Ce qui complique un peu notre situation, c’est que nous avons deux générations d’expérience dans la même maison – enfin, presque. Mon beau-fils, que j’ai connu à 6 ans et qui approche aujourd’hui les 22, a grandi avec nous depuis les premières consoles jusqu’au smartphone permanent. Il a quitté la maison depuis quelques années maintenant.

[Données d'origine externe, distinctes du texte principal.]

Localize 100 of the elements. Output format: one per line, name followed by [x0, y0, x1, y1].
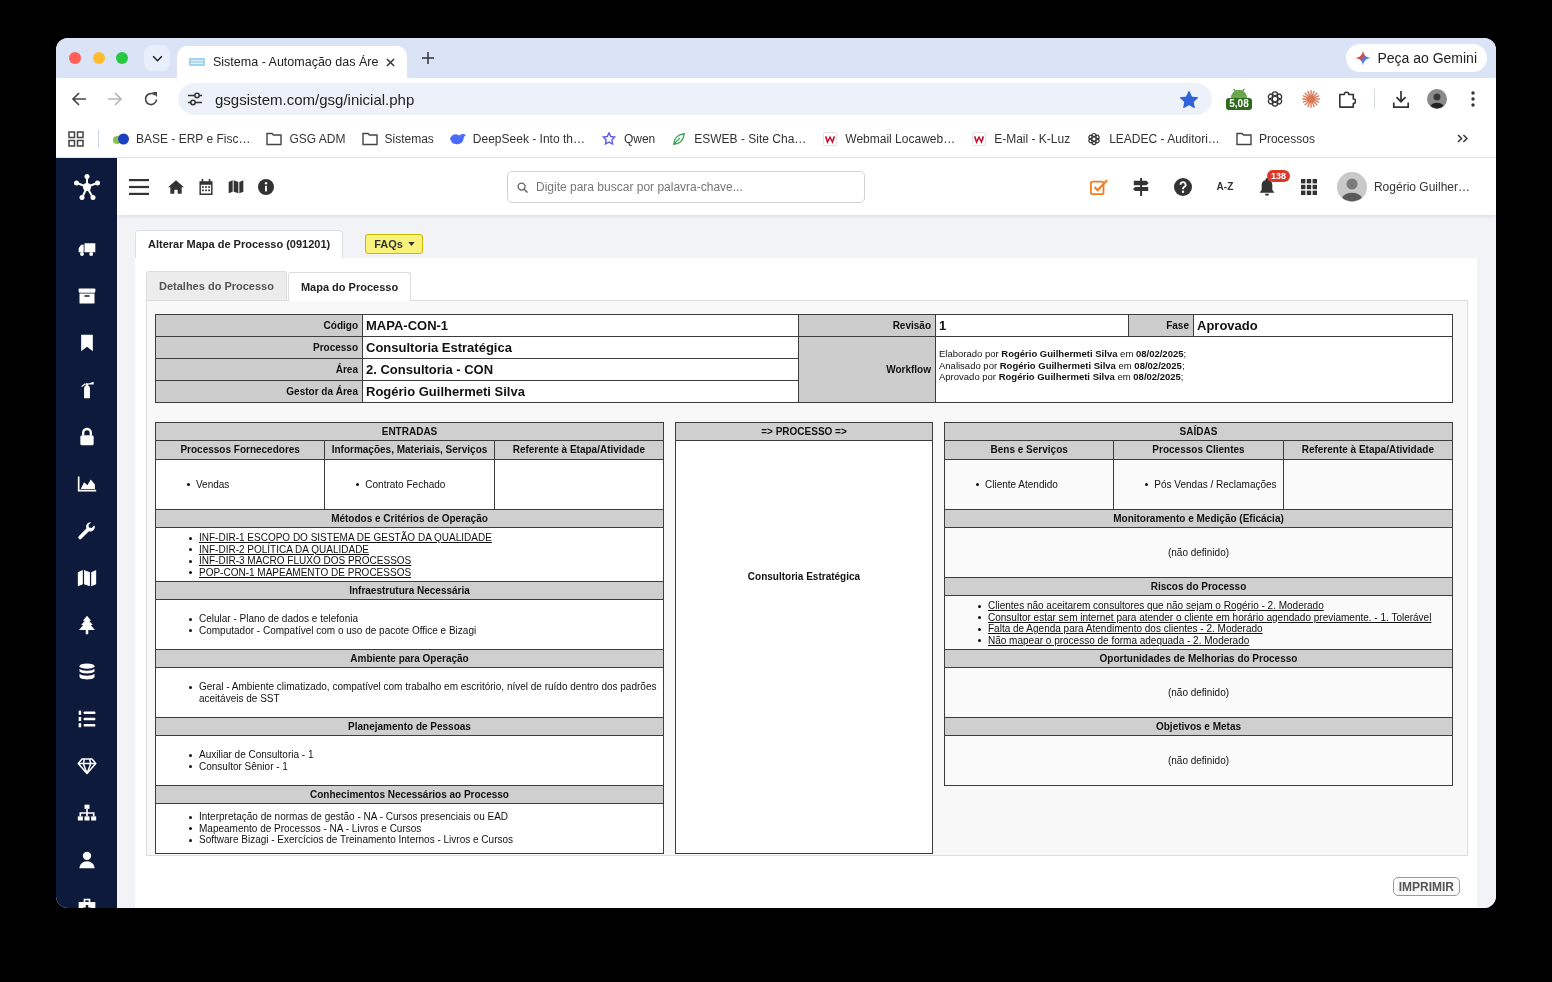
- bookmark-link[interactable]: BASE - ERP e Fisc…: [107, 131, 257, 146]
- process-name: Consultoria Estratégica: [747, 571, 861, 582]
- bullet-icon: [189, 617, 192, 621]
- page-tab[interactable]: Alterar Mapa de Processo (091201): [135, 230, 344, 258]
- bullet-icon: [978, 639, 981, 642]
- tab[interactable]: Mapa do Processo: [287, 272, 412, 301]
- puzzle-icon[interactable]: [1338, 90, 1356, 108]
- leaf-icon: [671, 131, 688, 146]
- section-header: Conhecimentos Necessários ao Processo: [156, 786, 663, 803]
- bullet-icon: [356, 483, 360, 487]
- wrench-icon[interactable]: [76, 521, 97, 541]
- search-field[interactable]: Digite para buscar por palavra-chave...: [507, 170, 865, 203]
- user-avatar-icon[interactable]: [1336, 171, 1367, 202]
- list-icon[interactable]: [76, 709, 97, 729]
- bookmark-link[interactable]: Processos: [1229, 131, 1321, 146]
- tree-icon[interactable]: [76, 615, 97, 635]
- document-link[interactable]: INF-DIR-2 POLÍTICA DA QUALIDADE: [199, 543, 370, 555]
- folder-icon: [1235, 131, 1252, 146]
- download-icon[interactable]: [1392, 90, 1410, 108]
- extension-badge: 5,08: [1226, 98, 1252, 110]
- document-link[interactable]: Clientes não aceitarem consultores que não sejam o Rogério - 2. Moderado: [988, 600, 1324, 612]
- menu-icon[interactable]: [129, 178, 149, 195]
- bullet-icon: [1145, 483, 1149, 487]
- caret-down-icon: [407, 242, 415, 246]
- user-name[interactable]: Rogério Guilher…: [1373, 179, 1470, 194]
- tab[interactable]: Detalhes do Processo: [146, 271, 287, 300]
- checklist-icon[interactable]: [1089, 177, 1108, 196]
- star-icon[interactable]: [1180, 90, 1198, 108]
- info-icon[interactable]: [258, 178, 274, 195]
- bookmark-link[interactable]: Sistemas: [355, 131, 440, 146]
- bullet-icon: [189, 571, 192, 574]
- close-icon[interactable]: [386, 57, 395, 67]
- field-value: 1: [936, 315, 1128, 336]
- apps-grid-icon[interactable]: [68, 130, 84, 147]
- arrow-left-icon[interactable]: [71, 91, 87, 107]
- zigzag-tile-icon: [822, 131, 839, 146]
- bookmark-link[interactable]: DeepSeek - Into th…: [443, 131, 591, 146]
- browser-tab[interactable]: Sistema - Automação das Áre: [177, 46, 407, 78]
- column-header: Referente à Etapa/Atividade: [1283, 441, 1452, 459]
- asterisk-icon[interactable]: [1302, 90, 1320, 108]
- list-item: Computador - Compatível com o uso de pacote Office e Bizagi: [199, 624, 477, 636]
- chevron-down-icon: [151, 54, 163, 62]
- list-item: Mapeamento de Processos - NA - Livros e Cursos: [199, 822, 422, 835]
- tab-list-button[interactable]: [144, 45, 170, 71]
- document-link[interactable]: Não mapear o processo de forma adequada - 2. Moderado: [988, 634, 1250, 646]
- bullet-icon: [189, 548, 192, 551]
- document-link[interactable]: INF-DIR-3 MACRO FLUXO DOS PROCESSOS: [199, 555, 412, 567]
- map-icon[interactable]: [228, 178, 244, 195]
- list-item: Software Bizagi - Exercícios de Treinamento Internos - Livros e Cursos: [199, 834, 514, 846]
- gemini-button[interactable]: Peça ao Gemini: [1346, 44, 1487, 72]
- diamond-icon[interactable]: [76, 756, 97, 776]
- workflow-entry: Elaborado por Rogério Guilhermeti Silva em 08/02/2025;: [939, 348, 1188, 360]
- bullet-icon: [189, 629, 192, 632]
- url-text[interactable]: gsgsistem.com/gsg/inicial.php: [215, 90, 415, 108]
- avatar-icon[interactable]: [1427, 89, 1447, 109]
- map-icon[interactable]: [76, 568, 97, 588]
- bullet-icon: [189, 765, 192, 768]
- help-icon[interactable]: [1173, 177, 1192, 196]
- sort-button[interactable]: A-Z: [1216, 181, 1234, 192]
- document-link[interactable]: Consultor estar sem internet para atender o cliente em horário agendado previamente. - 1. Tolerável: [988, 611, 1432, 623]
- apps-grid-icon[interactable]: [1300, 178, 1317, 195]
- document-link[interactable]: INF-DIR-1 ESCOPO DO SISTEMA DE GESTÃO DA QUALIDADE: [199, 532, 492, 544]
- field-label: Área: [156, 359, 362, 380]
- bookmark-link[interactable]: Webmail Locaweb…: [816, 131, 962, 146]
- calendar-icon[interactable]: [198, 178, 214, 195]
- knot-icon[interactable]: [1266, 90, 1284, 108]
- document-link[interactable]: Falta de Agenda para Atendimento dos clientes - 2. Moderado: [988, 623, 1263, 635]
- kebab-menu-icon[interactable]: [1471, 91, 1475, 107]
- plus-icon[interactable]: [422, 52, 434, 64]
- site-settings-icon[interactable]: [187, 92, 203, 106]
- double-chevron-icon[interactable]: [1457, 134, 1468, 143]
- signpost-icon[interactable]: [1131, 177, 1150, 196]
- reload-icon[interactable]: [143, 91, 159, 107]
- bullet-icon: [976, 483, 979, 487]
- bookmark-link[interactable]: E-Mail - K-Luz: [965, 131, 1077, 146]
- home-icon[interactable]: [168, 178, 184, 195]
- network-logo-icon[interactable]: [73, 173, 100, 200]
- area-chart-icon[interactable]: [76, 474, 97, 494]
- workflow-entry: Aprovado por Rogério Guilhermeti Silva em 08/02/2025;: [939, 371, 1185, 383]
- bookmark-link[interactable]: GSG ADM: [260, 131, 352, 146]
- bookmark-link[interactable]: Qwen: [594, 131, 662, 146]
- field-label: Revisão: [799, 315, 935, 336]
- print-button[interactable]: IMPRIMIR: [1392, 877, 1460, 896]
- field-value: MAPA-CON-1: [363, 315, 798, 336]
- robot-icon[interactable]: [1228, 88, 1250, 98]
- section-header: ENTRADAS: [156, 423, 663, 440]
- folder-icon: [361, 131, 378, 146]
- faqs-button[interactable]: FAQs: [365, 234, 423, 254]
- bullet-icon: [189, 685, 192, 689]
- field-label: Gestor da Área: [156, 381, 362, 402]
- archive-box-icon[interactable]: [76, 286, 97, 306]
- document-link[interactable]: POP-CON-1 MAPEAMENTO DE PROCESSOS: [199, 566, 412, 578]
- section-header: Métodos e Critérios de Operação: [156, 510, 663, 527]
- bookmark-link[interactable]: LEADEC - Auditori…: [1080, 131, 1226, 146]
- sitemap-icon[interactable]: [76, 803, 97, 823]
- bullet-icon: [189, 838, 192, 842]
- column-header: Processos Clientes: [1114, 441, 1283, 459]
- bell-icon[interactable]: [1257, 177, 1276, 196]
- bullet-icon: [187, 483, 190, 487]
- bookmark-link[interactable]: ESWEB - Site Cha…: [665, 131, 813, 146]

Et nous recommençons l’aventure des écrans avec notre fils de 8 ans et demi, dans un monde numérique qui a encore accéléré. Ce recul-là change beaucoup de choses dans la façon dont nous abordons le sujet.
Pourquoi c’est si compliqué à cet âge-là
À 8 ans et demi, les enfants sont assez grands pour argumenter et assez jeunes pour ne pas encore se réguler seuls. C’est le combo le plus difficile. Il sait très bien dire « mais c’est injuste », « j’avais pas fini », « c’est juste cinq minutes » – et honnêtement, il n’a pas toujours tort. Le problème c’est que cinq minutes, à cet âge, ça ne veut rien dire. Une série, un niveau de jeu, une vidéo YouTube : tout est conçu pour qu’il y ait toujours quelque chose juste après.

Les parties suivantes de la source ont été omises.